Inhibition of known TGF-βnon-canonical signalling pathways does not prevent the impairment of GRE activity. BEAS-2B cells transiently transfected with GRE-SEAP reporter construct were pre-incubated for 30 min with inhibitors (1 μM SB431542: TGF-β type 1 activin receptor-like kinase (ALK) receptors, 10 μM LY294002: non-selective PI3-kinase inhibitor, 1 μM U0126: MEK1/2 inhibitor, 1 μM SB202190: p38MAPK inhibitor, 10 μM 5Z-7-oxozeaenol: TAK1 inhibitor, 1 μM SP600125: JNK inhibitor, 10 μM IKK2 inhibitor VIII: selective IKK2 inhibitor, 10 μM TDZD-8: selective GSK-3 inhibitor) prior to the addition of 40pM TGF-β for 24 h and stimulation with 30nM dexamethasone for a further 24 h. Supernatants were then collected for determination of SEAP level and results were then expressed as a percentage of the level induced in response to 30nM dexamethasone. Data are presented as mean and SEM for n = 3-4 independent experiments. *P < 0.05, **P < 0.01, ***P < 0.001 significantly different from control expression.

TGF-β-induced impairment of glucocorticoid action is not dependent on Smad4

Smad4-targeted siRNA was used to examine canonical TGF-β signalling, since this protein forms a unique, common point within canonical TGF-β signalling pathways. Smad4-targeted siRNA resulted in a knockdown of more than 60% which persisted throughout the experimental period (Figure 5A). A concomitant impairment of Smad-dependent gene expression was confirmed by measurement of PAI-1 expression, along with a complete impairment of TGF-β-induced SM22 promoter activity (Figure 5B). However, neither GC-induced gene expression, nor its impairment by TGF-β, was affected by Smad4 knockdown (Figure 5C).

Figure 5.

Figure 5

Smad4 does not mediate TGF-β induction of glucocorticoid insensitivity. Smad4 targeted siRNA reduces Smad4 expression (A), Smad-dependent gene expression and the activity of the Smad-dependent promoter of SM22 (B), but does not alter the level of impairment of GC-inducible gene activity by TGF-β (C). BEAS-2B cells were transfected with scrambled control or Smad4-targeted siRNA, then incubated with TGF-β (40 pM) for 24 h, followed by stimulation with Dex (30 nM) for 4 h. Data are presented as mean and SEM for n = 4 independent experiments. *P < 0.05, **P < 0.01, ***P < 0.001.
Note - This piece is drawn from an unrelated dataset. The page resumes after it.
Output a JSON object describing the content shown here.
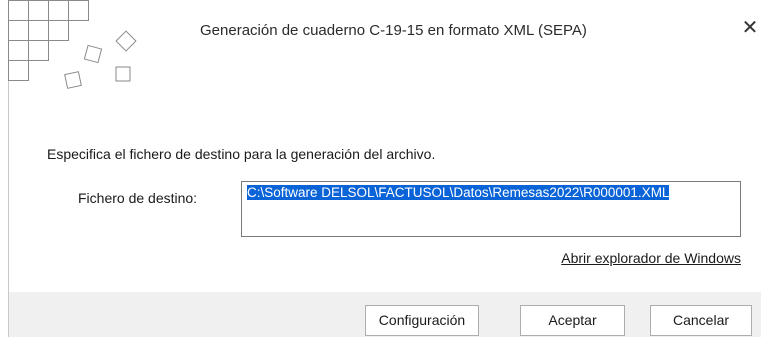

TGF-β-induced impairment is not associated with either impaired GRα expression, nuclear localization or altered GRα phosphorylation status in the BEAS-2B cell line

In the A549 cell line, TGF-β-induced glucocorticoid impairment was partially attributed to impaired nuclear localization of GRα. We therefore investigated the potential relevance of this mechanism in BEAS-2B cells using live cell fluorescence microscopy of cells transiently transfected with a GRα-YFP construct. Localization of GRα-YFP fluorescence indicated that TGF-β did not affect the rate or extent of GRα nuclear localization following dexamethasone treatment (Figure 6A, Additional file 1). This observation was confirmed by immunofluorescence staining of non-transfected cells where equivalent GRα immunoreactivity was observed in both nuclear and cytoplasmic compartments of TGF-β treated and control cells (Figure 6B).

Figure 6.

Figure 6

TGF-βdoes not influence glucocorticoid-induced GRα nuclear localization. (A) BEAS-2B cells transiently transfected with a GRα-YFP reporter construct were treated with TGF-β (40 pM) for 24 h then imaged before and after treatment with 30 nM dexamethasone (Dex), using time-lapse live-cell fluorescence microscopy (Leica DMI 6000B). Images were obtained every 30 sec for 30 min prior to Dex treatment, and for 2 h post-treatment. (B) Immunofluorescence of GRα in non-transfected BEAS-2B cells. Cells were incubated using an identical protocol to that in (A) except that at the end of the 2 h dexamethasone incubation, cells were fixed with 10% NBF then GRα immunolocalisation was probed with a FITC-labelled secondary antibody, and nuclei were co-stained with DAPI. Images presented are representative of four independent experiments. (C,D) Protein expression and phosphorylation state of GRα. Cell lysates from BEAS-2B cells were collected after 24 h treatment TGF-β (40pM), then 1 h treatment with 30nM dexamethasone. SDS-PAGE and immunoblotting using phospho-specific antibodies was performed, then the membrane was stripped and re-probed for total GRα expression for normalization. GRα expression was then normalized to β-actin expression. Data are presented as mean and SEM of 4 experiments. *P < 0.05, significantly different from control expression.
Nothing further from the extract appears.